I'm an otherwise strong applicant: top 25%, 260+ steps, prior advanced degree.

Thanks a lot!
 
First off, thank you gamerEMdoc for being such a great resource.

Question regarding personal statements: Is it frowned upon to include possible interests in a specific fellowship field in a personal statement for a program that does not have that specific fellowship?

Thanks!
 
Glad to hear I'm being overly neurotic, thanks for the input! I was originally planning to apply to ~45 programs, pretty broadly with more focus on coasts/competitive places. I was going to add another ~15 programs in the midwest (where my school is located) and those that are considered less competitive. Is that overkill? Thanks!
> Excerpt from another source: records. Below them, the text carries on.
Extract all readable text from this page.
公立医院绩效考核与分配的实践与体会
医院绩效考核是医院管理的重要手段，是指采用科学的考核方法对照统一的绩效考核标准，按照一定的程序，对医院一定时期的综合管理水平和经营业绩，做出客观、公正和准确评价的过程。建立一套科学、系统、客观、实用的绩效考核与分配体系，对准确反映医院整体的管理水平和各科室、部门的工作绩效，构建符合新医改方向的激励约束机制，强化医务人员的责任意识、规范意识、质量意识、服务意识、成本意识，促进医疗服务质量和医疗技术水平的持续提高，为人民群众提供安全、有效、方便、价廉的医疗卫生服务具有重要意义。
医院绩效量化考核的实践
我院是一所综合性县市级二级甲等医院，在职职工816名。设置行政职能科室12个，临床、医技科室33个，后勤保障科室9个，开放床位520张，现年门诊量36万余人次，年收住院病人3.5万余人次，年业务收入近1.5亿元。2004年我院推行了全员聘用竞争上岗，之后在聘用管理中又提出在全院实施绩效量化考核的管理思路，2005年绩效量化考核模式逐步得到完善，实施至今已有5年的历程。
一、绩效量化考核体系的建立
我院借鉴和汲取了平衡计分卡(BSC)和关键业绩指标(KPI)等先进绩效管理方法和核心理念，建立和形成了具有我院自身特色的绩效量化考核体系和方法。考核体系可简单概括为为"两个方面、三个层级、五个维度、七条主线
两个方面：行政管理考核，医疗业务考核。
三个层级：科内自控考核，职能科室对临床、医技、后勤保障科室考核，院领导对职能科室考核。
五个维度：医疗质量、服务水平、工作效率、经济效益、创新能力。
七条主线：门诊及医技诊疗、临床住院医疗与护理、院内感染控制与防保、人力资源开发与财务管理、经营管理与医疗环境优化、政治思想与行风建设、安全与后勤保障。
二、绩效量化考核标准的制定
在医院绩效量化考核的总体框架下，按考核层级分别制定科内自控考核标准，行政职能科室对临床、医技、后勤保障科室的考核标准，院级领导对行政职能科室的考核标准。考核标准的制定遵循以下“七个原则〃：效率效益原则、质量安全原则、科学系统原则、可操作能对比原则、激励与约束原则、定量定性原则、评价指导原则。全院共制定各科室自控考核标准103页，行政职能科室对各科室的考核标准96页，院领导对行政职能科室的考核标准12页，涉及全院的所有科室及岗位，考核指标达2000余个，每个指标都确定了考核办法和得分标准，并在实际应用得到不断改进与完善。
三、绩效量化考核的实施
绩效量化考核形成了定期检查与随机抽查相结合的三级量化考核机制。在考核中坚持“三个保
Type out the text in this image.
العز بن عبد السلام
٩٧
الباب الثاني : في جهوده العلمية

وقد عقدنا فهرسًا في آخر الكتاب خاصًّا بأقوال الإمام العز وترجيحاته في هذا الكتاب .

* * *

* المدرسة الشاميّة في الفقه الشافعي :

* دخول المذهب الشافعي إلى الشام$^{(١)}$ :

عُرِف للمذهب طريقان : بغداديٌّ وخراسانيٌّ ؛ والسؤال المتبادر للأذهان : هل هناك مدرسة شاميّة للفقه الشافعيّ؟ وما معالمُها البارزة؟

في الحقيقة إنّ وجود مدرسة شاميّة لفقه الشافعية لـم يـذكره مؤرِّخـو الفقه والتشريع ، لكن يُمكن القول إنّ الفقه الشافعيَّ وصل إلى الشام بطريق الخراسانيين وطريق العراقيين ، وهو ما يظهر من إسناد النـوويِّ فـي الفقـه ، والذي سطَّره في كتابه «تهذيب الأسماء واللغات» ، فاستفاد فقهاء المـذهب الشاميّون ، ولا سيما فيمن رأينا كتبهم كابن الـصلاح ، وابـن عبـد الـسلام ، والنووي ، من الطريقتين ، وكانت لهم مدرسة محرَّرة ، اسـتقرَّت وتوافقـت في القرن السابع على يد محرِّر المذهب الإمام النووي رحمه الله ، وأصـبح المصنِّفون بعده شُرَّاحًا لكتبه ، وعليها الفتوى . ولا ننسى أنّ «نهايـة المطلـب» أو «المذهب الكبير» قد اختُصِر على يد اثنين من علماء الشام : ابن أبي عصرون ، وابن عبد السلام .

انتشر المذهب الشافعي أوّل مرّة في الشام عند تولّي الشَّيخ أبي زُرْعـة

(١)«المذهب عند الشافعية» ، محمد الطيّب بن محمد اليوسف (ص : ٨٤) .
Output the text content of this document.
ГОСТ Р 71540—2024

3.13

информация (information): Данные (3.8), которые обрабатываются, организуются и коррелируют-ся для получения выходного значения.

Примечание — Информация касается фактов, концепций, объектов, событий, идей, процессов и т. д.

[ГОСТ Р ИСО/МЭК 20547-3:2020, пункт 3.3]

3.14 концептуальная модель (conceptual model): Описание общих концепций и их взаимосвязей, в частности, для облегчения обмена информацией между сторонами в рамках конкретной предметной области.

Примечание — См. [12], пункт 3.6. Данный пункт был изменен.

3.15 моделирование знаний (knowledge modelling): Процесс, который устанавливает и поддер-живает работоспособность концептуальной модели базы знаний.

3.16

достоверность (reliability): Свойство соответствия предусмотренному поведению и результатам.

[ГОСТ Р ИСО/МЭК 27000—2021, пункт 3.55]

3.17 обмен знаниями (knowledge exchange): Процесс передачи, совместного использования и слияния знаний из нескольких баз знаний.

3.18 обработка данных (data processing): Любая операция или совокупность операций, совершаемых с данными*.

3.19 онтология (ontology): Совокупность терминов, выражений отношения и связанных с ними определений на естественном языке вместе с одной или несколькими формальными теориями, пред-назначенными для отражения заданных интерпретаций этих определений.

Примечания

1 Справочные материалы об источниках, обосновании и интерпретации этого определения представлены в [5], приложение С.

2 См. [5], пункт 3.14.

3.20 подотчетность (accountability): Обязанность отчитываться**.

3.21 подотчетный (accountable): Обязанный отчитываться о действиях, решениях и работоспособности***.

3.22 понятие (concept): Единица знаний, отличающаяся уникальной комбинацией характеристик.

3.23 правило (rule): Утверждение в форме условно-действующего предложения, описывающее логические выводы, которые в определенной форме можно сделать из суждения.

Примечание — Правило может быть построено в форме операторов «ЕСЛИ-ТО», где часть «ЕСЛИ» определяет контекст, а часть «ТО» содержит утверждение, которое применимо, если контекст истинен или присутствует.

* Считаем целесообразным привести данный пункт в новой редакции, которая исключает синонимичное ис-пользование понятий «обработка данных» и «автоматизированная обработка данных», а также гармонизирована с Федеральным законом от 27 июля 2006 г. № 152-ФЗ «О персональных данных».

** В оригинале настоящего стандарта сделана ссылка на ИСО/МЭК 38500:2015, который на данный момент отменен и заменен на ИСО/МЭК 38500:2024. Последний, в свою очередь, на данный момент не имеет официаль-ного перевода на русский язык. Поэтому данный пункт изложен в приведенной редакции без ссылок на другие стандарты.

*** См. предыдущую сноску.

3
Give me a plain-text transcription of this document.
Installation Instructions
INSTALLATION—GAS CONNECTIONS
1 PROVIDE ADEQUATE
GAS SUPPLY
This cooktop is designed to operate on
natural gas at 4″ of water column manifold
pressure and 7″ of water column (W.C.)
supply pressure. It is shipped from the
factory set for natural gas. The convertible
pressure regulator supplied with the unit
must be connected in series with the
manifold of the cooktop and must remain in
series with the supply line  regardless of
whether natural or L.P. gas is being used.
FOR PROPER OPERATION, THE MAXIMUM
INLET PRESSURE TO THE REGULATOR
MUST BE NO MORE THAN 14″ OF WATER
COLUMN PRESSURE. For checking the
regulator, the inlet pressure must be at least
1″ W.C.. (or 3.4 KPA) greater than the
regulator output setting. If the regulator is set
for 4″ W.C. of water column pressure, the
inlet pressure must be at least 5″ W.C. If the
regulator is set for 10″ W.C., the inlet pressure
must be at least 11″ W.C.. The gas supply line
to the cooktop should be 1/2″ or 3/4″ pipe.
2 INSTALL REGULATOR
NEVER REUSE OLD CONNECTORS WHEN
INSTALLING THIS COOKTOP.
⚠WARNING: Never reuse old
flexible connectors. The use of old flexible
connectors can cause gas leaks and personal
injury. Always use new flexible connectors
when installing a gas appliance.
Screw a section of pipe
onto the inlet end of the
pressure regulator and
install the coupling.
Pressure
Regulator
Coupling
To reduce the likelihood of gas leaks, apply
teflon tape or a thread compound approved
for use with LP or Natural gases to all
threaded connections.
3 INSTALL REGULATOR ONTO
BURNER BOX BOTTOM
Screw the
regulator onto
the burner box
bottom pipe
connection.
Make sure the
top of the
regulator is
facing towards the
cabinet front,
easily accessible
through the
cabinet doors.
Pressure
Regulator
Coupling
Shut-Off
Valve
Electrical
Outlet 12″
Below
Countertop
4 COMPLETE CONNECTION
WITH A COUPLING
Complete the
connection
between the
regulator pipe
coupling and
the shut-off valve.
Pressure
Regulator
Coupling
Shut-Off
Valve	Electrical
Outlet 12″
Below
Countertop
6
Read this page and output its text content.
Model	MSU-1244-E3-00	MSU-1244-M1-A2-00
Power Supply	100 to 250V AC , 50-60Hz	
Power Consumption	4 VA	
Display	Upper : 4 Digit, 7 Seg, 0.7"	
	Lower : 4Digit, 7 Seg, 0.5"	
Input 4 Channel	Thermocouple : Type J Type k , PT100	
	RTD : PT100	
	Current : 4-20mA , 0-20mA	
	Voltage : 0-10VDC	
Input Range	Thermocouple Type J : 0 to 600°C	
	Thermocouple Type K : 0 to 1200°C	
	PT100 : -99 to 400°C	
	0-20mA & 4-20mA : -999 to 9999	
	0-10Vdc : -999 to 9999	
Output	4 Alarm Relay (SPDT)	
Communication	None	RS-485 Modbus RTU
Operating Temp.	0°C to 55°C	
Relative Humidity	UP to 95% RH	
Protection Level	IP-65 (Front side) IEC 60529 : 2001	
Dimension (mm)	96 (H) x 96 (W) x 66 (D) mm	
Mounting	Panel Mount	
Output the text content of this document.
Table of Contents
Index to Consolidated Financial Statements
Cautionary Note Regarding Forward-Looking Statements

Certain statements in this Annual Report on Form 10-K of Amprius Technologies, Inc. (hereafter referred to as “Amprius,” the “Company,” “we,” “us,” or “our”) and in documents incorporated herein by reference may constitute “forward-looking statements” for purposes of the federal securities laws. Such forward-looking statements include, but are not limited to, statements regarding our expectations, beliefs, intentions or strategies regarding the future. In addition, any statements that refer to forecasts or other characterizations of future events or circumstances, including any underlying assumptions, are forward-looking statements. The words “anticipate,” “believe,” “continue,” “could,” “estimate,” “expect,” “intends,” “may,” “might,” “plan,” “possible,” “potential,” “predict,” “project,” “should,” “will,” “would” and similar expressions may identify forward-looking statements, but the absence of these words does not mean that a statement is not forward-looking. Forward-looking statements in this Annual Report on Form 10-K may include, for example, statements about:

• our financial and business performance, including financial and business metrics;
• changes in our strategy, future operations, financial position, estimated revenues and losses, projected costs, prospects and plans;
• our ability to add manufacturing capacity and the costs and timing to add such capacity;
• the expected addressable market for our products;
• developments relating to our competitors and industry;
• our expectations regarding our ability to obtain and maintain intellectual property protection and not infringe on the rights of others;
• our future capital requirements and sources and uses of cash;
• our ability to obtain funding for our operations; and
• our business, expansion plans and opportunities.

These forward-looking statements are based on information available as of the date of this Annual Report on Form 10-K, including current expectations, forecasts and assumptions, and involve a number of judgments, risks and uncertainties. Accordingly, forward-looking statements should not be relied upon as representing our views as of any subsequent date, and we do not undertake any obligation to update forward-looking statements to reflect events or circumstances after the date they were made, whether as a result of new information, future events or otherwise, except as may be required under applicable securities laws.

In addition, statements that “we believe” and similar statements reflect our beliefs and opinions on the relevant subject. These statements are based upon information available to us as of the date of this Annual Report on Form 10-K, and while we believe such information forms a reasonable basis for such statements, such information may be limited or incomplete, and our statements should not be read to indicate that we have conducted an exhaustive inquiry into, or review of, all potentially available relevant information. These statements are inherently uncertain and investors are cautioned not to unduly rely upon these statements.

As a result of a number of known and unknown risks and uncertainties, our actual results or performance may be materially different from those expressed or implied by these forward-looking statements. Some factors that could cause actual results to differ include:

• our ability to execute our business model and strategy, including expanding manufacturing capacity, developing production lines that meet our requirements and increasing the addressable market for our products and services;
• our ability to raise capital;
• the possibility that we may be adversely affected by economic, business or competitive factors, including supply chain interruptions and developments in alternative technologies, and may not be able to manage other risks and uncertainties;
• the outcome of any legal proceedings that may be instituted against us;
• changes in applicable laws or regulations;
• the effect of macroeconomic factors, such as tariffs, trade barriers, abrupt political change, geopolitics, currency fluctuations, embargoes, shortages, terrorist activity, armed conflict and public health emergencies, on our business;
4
Re: the number of programs, thats very individualized and there's not an easy answer. The reason, if you applied to lets say 40 programs, that will be more than enough if they are 40 community based EM programs that aren't big name places. But if you apply to the top 40 programs in EM, that may not be enough. So you cant pick a number that's a safe number, because it depends on the places you actually apply to. Apply to a good mix of the places you'd love to go where you think you have a realistic chance, with a good number of safety places, and you should be fine.
 
Hi, thanks for all your advice in this thread. Question for you: how important it is to have 3 letters on my application by the 15th? I will have a strong regular letter (EM related) and a top 10% home SLOE. My away will not be finished until late Oct, and I am trying to figure out if I would be better served by a neutral/positive letter from tox or u/s, or just going with 2 and waiting for my 2nd SLOE.
I'm an otherwise strong applicant: top 25%, 260+ steps, prior advanced degree.

Thanks a lot!

Very few have 3 SLOEs by mid-Sept. Many don't have two. The goal should be to have one (hopefully good) SLOE by mid Sept when you submit to ERAS. Its expected that most students are still auditioning and that a second SLOE will come later in interview season. I think in the last PD survey I saw, over 80% of PDs extend interviews as long as there is at least one SLOE on the application.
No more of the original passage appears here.